The True, The Good and The Beautiful
I have been sensitive in the last few weeks since my return from Italy about the topic of art and beauty. After walking in Rome, the Vatican and through small coastal towns, I came back to Montreal feeling a sincere lack of beauty in architecture.
This prompted a quest about the nature and purpose of art and it's place in my life. I came to the conclusion that the purpose of art is beauty. Like Plato said:
Beauty is a sign of another and higher order
In Christian theology, God is represented as the very nature of Truth, Goodness and Beauty. That in some way, anything that reflects those attributes is communicating the nature of God. I like that description of the ultimate reality. Whatever you believe about what or who God is, when we hear sublime music or come in contact with exquisite beauty in art, our soul sing. We cannot deny that experience. We are "lifted up" in a way that communicates that we can rise above our suffering and that life is worth living.
The youth feel this existential angst more than most people. No wonder suicide rates among youths aged 15-24 have tripled in the past half-century. In the last century we gave up on the idea of beauty in art, beauty in our neighborhood and our churches, I don't think it is a coincidence.
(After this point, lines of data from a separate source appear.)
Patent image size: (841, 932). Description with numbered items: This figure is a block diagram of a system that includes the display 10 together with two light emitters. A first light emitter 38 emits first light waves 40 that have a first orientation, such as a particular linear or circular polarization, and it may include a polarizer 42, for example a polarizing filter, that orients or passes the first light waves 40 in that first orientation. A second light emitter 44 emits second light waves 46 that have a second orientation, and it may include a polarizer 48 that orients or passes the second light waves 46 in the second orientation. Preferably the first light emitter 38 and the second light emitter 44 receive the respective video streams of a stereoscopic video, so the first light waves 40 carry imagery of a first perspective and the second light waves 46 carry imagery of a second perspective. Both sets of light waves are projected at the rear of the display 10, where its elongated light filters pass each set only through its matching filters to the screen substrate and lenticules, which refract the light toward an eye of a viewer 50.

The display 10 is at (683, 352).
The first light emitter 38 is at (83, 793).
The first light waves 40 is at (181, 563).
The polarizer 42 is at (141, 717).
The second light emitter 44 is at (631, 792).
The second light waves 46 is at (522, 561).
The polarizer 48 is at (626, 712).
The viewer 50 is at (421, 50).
For my Christian friends who thinks that church architecture isn't important, consider this study that shows that "One in six young people are Christian as visits to church buildings inspire them to convert"...making architecture one of the most effective method of evangelization.
The youths are starving for beauty and one of the last public place left to come in contact with beauty is a cathedral or a church.
"Beauty Is In The Eye Of The Beholder"
It is a chant we keep on repeating as if that if we repeat it again and again, it will make it more true. The idea behind this is that since different people have different taste, therefore all beauty is subjective.
Someone could look at a pile of trash and find "beauty" in it...some would say.
I disagree with this idea.
First, what people find genuinely beautiful doesn't vary as much as people pretend and secondly, imagine a grade 1 class where the students are learning multiplication tables. The range of answers will vary widely yet, that doesn't mean that there are all correct answers.
As people taste improve, so is someone appreciation of what constitutes beauty. Not everything is beautiful, some things are downright ugly. You can brainwash yourself into believing that the picture below is beautiful, but nobody in 200 years will flock like we do to Paris or Rome (Below is a Houston suburb)
Edits (added after a few conversations): In a sense, objective beauty is found in architecture, paintings and music that is not only appreciated today in a certain time in a certain place by someone...but across diverse people and across time...natural wonders fit that description perfectly. In 200 years, like I said in the comment, we will still be playing the 9th symphony of Beethoven and not "My Hump" by the Black Eye Peas.
Conclusion
Here is a very interesting video from philosopher Roger Scruton. It might give an interesting survey of the deliberate destruction of art and beauty in the last century...which has been, coincidently, the most murderous in world history.
As he says in the video:
Maybe people have lost faith in beauty because they have lost their faith in ideals.
I hope that our culture will turn this around and make Beauty as important as the pursuit of the Good and the True.